On 13 July 1912, George Smith murdered his wife Bessie while she was taking a bath at their home in Herne Bay. He wanted to get his hands on his wife’s inheritance and for a while he almost got away with it. After the murder George returned the bath to the shop (Adolphus Hill in the High Street) and asked for his money back.
Herne Bay artist, Peter Gander, has created the cartoon above for bayguide. Peter graduated from Canterbury College of Art to work in London as an art director. During his commercial art career, which spans over 20 years, he lays claim to having re-designed the Monopoly logo to include ‘Mr Moneybags’; winning an advertising D&AD Yellow pencil award for Spiller’s Dog Food campaign featuring Dougal from The Magic Roundabout and having an award-winning cartoon featured on London’s Underground as well as having his humorous poetry displayed for Londoner’s by Friends of the Earth featured on London’s iconic Routemaster buses.
See Peter’s work at http://petergander.blogspot.co.uk/
One hundred years ago this month, Herne Bay was the scene of a notorious Edwardian murder which would became national news and lead to a sensational trial at the Old Bailey.

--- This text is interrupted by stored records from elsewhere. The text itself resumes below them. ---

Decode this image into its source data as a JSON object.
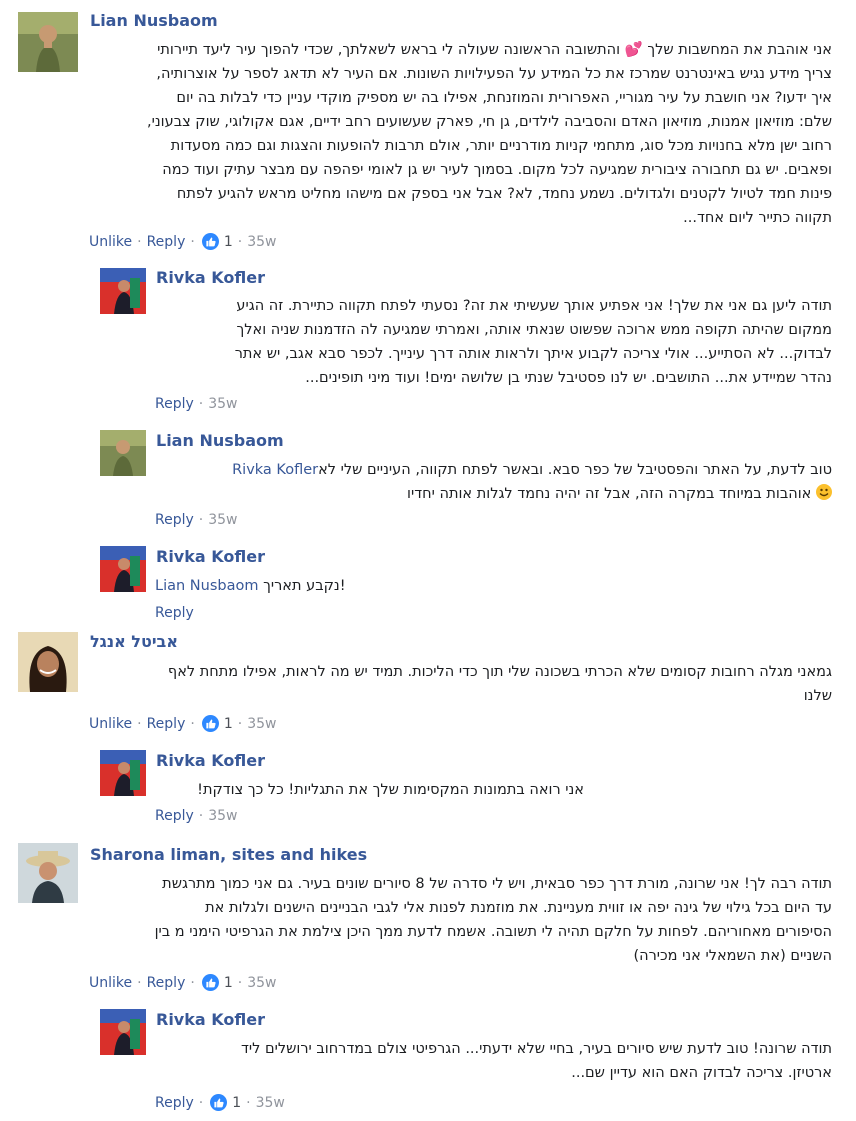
{
  "comments": [
    {
      "name": "Lian Nusbaom",
      "lines": [
        "אני אוהבת את המחשבות שלך 💕 והתשובה הראשונה שעולה לי בראש לשאלתך, שכדי להפוך עיר ליעד תיירותי",
        "צריך מידע נגיש באינטרנט שמרכז את כל המידע על הפעילויות השונות. אם העיר לא תדאג לספר על אוצרותיה,",
        "איך ידעו? אני חושבת על עיר מגוריי, האפרורית והמוזנחת, אפילו בה יש מספיק מוקדי עניין כדי לבלות בה יום",
        "שלם: מוזיאון אמנות, מוזיאון האדם והסביבה לילדים, גן חי, פארק שעשועים רחב ידיים, אגם אקולוגי, שוק צבעוני,",
        "רחוב ישן מלא בחנויות מכל סוג, מתחמי קניות מודרניים יותר, אולם תרבות להופעות והצגות וגם כמה מסעדות",
        "ופאבים. יש גם תחבורה ציבורית שמגיעה לכל מקום. בסמוך לעיר יש גן לאומי יפהפה עם מבצר עתיק ועוד כמה",
        "פינות חמד לטיול לקטנים ולגדולים. נשמע נחמד, לא? אבל אני בספק אם מישהו מחליט מראש להגיע לפתח",
        "תקווה כתייר ליום אחד..."
      ],
      "unlike": "Unlike",
      "reply": "Reply",
      "likes": "1",
      "time": "35w"
    },
    {
      "name": "Rivka Kofler",
      "lines": [
        "תודה ליען גם אני את שלך! אני אפתיע אותך שעשיתי את זה? נסעתי לפתח תקווה כתיירת. זה הגיע",
        "ממקום שהיתה תקופה ממש ארוכה שפשוט שנאתי אותה, ואמרתי שמגיעה לה הזדמנות שניה ואלך",
        "לבדוק... לא הסתייע... אולי צריכה לקבוע איתך ולראות אותה דרך עינייך. לכפר סבא אגב, יש אתר",
        "נהדר שמיידע את... התושבים. יש לנו פסטיבל שנתי בן שלושה ימים! ועוד מיני תופינים..."
      ],
      "reply": "Reply",
      "time": "35w"
    },
    {
      "name": "Lian Nusbaom",
      "mention": "Rivka Kofler",
      "line1_rest": " טוב לדעת, על האתר והפסטיבל של כפר סבא. ובאשר לפתח תקווה, העיניים שלי לא",
      "line2": "אוהבות במיוחד במקרה הזה, אבל זה יהיה נחמד לגלות אותה יחדיו",
      "reply": "Reply",
      "time": "35w"
    },
    {
      "name": "Rivka Kofler",
      "mention": "Lian Nusbaom",
      "line1_rest": " נקבע תאריך!",
      "reply": "Reply"
    },
    {
      "name": "אביטל אנגל",
      "lines": [
        "גמאני מגלה רחובות קסומים שלא הכרתי בשכונה שלי תוך כדי הליכות. תמיד יש מה לראות, אפילו מתחת לאף",
        "שלנו"
      ],
      "unlike": "Unlike",
      "reply": "Reply",
      "likes": "1",
      "time": "35w"
    },
    {
      "name": "Rivka Kofler",
      "lines": [
        "אני רואה בתמונות המקסימות שלך את התגליות! כל כך צודקת!"
      ],
      "reply": "Reply",
      "time": "35w"
    },
    {
      "name": "Sharona liman, sites and hikes",
      "lines": [
        "תודה רבה לך! אני שרונה, מורת דרך כפר סבאית, ויש לי סדרה של 8 סיורים שונים בעיר. גם אני כמוך מתרגשת",
        "עד היום בכל גילוי של גינה יפה או זווית מעניינת. את מוזמנת לפנות אלי לגבי הבניינים הישנים ולגלות את",
        "הסיפורים מאחוריהם. לפחות על חלקם תהיה לי תשובה. אשמח לדעת ממך היכן צילמת את הגרפיטי הימני מ בין",
        "השניים (את השמאלי אני מכירה)"
      ],
      "unlike": "Unlike",
      "reply": "Reply",
      "likes": "1",
      "time": "35w"
    },
    {
      "name": "Rivka Kofler",
      "lines": [
        "תודה שרונה! טוב לדעת שיש סיורים בעיר, בחיי שלא ידעתי... הגרפיטי צולם במדרחוב ירושלים ליד",
        "ארטיזן. צריכה לבדוק האם הוא עדיין שם..."
      ],
      "reply": "Reply",
      "likes": "1",
      "time": "35w"
    }
  ],
  "colors": {
    "link": "#385898",
    "text": "#1c1e21",
    "meta": "#90949c",
    "like_blue": "#2d88ff"
  },
  "icons": [
    "like-thumb-icon",
    "smile-emoji-icon",
    "heart-emoji-icon"
  ]
}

Bessie Williams was found dead in her bath at 80 High Street. (After the street was renumbered in the 1930s the address where the murder took place became 159.) Bessie had made a will 5 days before her death in favour of her husband Henry, by which he benefited from £2579 13s and 7d (about £150,000 today). When Bessie’s body was discovered Henry was questioned closely by the police, but the doctor who examined her convinced them of his innocence. At the inquest Dr Frank French testified he believed Bessie had suffered an epileptic fit and the cause of her death had been asphyxia brought about by drowning. When asked whether the death could be due to anything else Dr French replied, “I have no reason to suspect any other cause than drowning.” The jury did not ask for a post mortem and returned a verdict of death by misadventure.
But Henry Williams was far from innocent and this was not even his real name, which was George Joseph Smith. He had married Bessie Mundy a few months earlier with the intention of getting hold of her inheritance. When the couple moved in the property did not have a bathroom so Henry installed a temporary bath in a spare room upstairs, which he ordered from Adolphus Hill, an ironmongers in the High Street. But he never actually paid for it and after he had murdered his wife he took it back to the shop.